Ceph “Module ‘progress’ has failed: Not found or unloadable”

Ceph is a fairly easily-managed system as complex data management systems go. From fairly primitive roots it has managed to evolve into a fairly well-organized set of components with flexible monitoring and control options.

But there is no system so foolproof that fools cannot break it. So I did, and this is the sordid tale of the long painful route that I took to finally achieve a clean system.

It all began because Ceph doesn’t appreciate the fact that servers can have multiple hostnames, including short hostnames and host domain names.

When I first installed Ceph, I was using short hostnames. but additional hosts were added using host domain names. In the end, one host appeared twice in the host list, under both names. Some services were assigned to one hostname, some to the other, and the admin services whined about orphans. So, in short, it was a mess.

And it got messier.

As I tried moving services back and forth between the alternative hostnames, I ended up breaking critical stuff and ultimately got 2 fatal errors:

Module 'progress' has failed: Not found or unloadable
Module 'cephadm' has failed: Not found or unloadable

At this point, I had lost control of the one and only ceph mgr component, having first destroyed its alternates and couldn’t add new/repaired mgr units anywhere.

Worse without the “progress” and “cephadm” modules, I couldn’t run most orchestrator and admin functions. What a disaster!

It wasn’t really viable to nuke everything, reconstruct the entire system and restore from backups, so I looked at restoring the ceph-mgr functions. While ceph-mgr isn’t absolutely essential to keeping the data resources available, without it, monitoring and control was drastically reduced.

The logs really didn’t tell me anything except for this useless message:

ceph-278fcd86-0861-11ee-a7df-9c5c8e86cff8@mgr.host01.service: Start request repeated too quickly.
ceph-278fcd86-0861-11ee-a7df-9c5c8e86cff8@mgr.host01.service: Failed with result 'exit-code'.
Failed to start Ceph mgr.host01 for 278fcd86-0861-11ee-a7df-9c5c8e86cff7.

So what is the ceph mgr? How is it implemented? It’s obviously started from systemd. but where from there?

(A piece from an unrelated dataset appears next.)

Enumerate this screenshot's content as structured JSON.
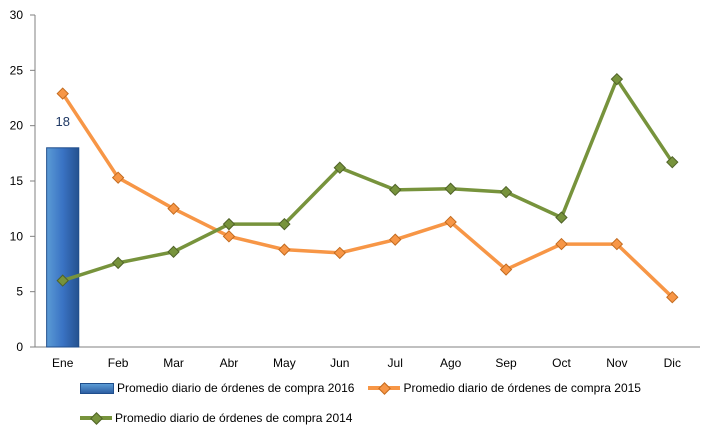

A lot of ceph these days runs in docker/podman containers. So I looked to see if there was a container, what its state was, and what its logs had to say. However, at least in Ceph Octupus, the mgr doesn’t run containerized. Instead it runs (at least as I installed it) as a native OS application: /usr/bin/ceph-mgr.

I tried launching this program manually, but all I did was end up with 4 instances of ceph-mgr and no way to kill them, because they kept changing their process-ids!

Modules

The operative word in all this was “module”. The Ceph docs helpfully explain that modules add functionality to ceph-mgr, and that you can actually write your own modules in Python. Certain modules are “built is/always on”, some are selectable, such as which orchestrator to use.

So obviously, the thing to do was find out why these modules were “not found”. Which means figuring out where to find them.

At first I expected them to be in the master container image that underpins most ceph services, but the ceph-mgr does not run containerized. Further inspection indicated /usr/share/ceph/mgr. but there was no progress package there. But there should have been, it transpires.

On AlmaLinux 8, Ceph Octopus and cephadm conspire to install many ceph components via RPM packages. A quick repository search indicated 3 mgr-related packages of especial interest:

ceph-mgr
ceph-mgr-modules-core
ceph-mgr-cephadm

The rpm “-qil” option tells what files are installed for each package. The progress package is in ceph-mgr-modules-core, which contains the pre-installed/always on modules. Since it was already installed and couldn’t be uninstalled without major mayhem, the alternative was to use a hammer and force it to install clean using a downloaded copy of the RPM:

rpm -ivh --force ceph-mgr-modules-core-xxxxx.rpm

“xxxx” is the usual version and architecture part of the name and will vary.

That replaced the missing progress module. But somehow the cephadm RPM had been completely uninstalled, so a full install fixed that.

The system didn’t immediately notice the repairs, so a reboot set everything to rights.

Aftermath

For a deliriously short while, I had a totally clean “ceph health” display. Alas, this didn’t last, as the original orphan service message crept back in. But now I had enough functioning ceph CLI to setup alternate managers (and remove the orphan manager systemd file). Hopefully, as time progresses, the errors will slowly slink away. Sometimes that’s how ceph works.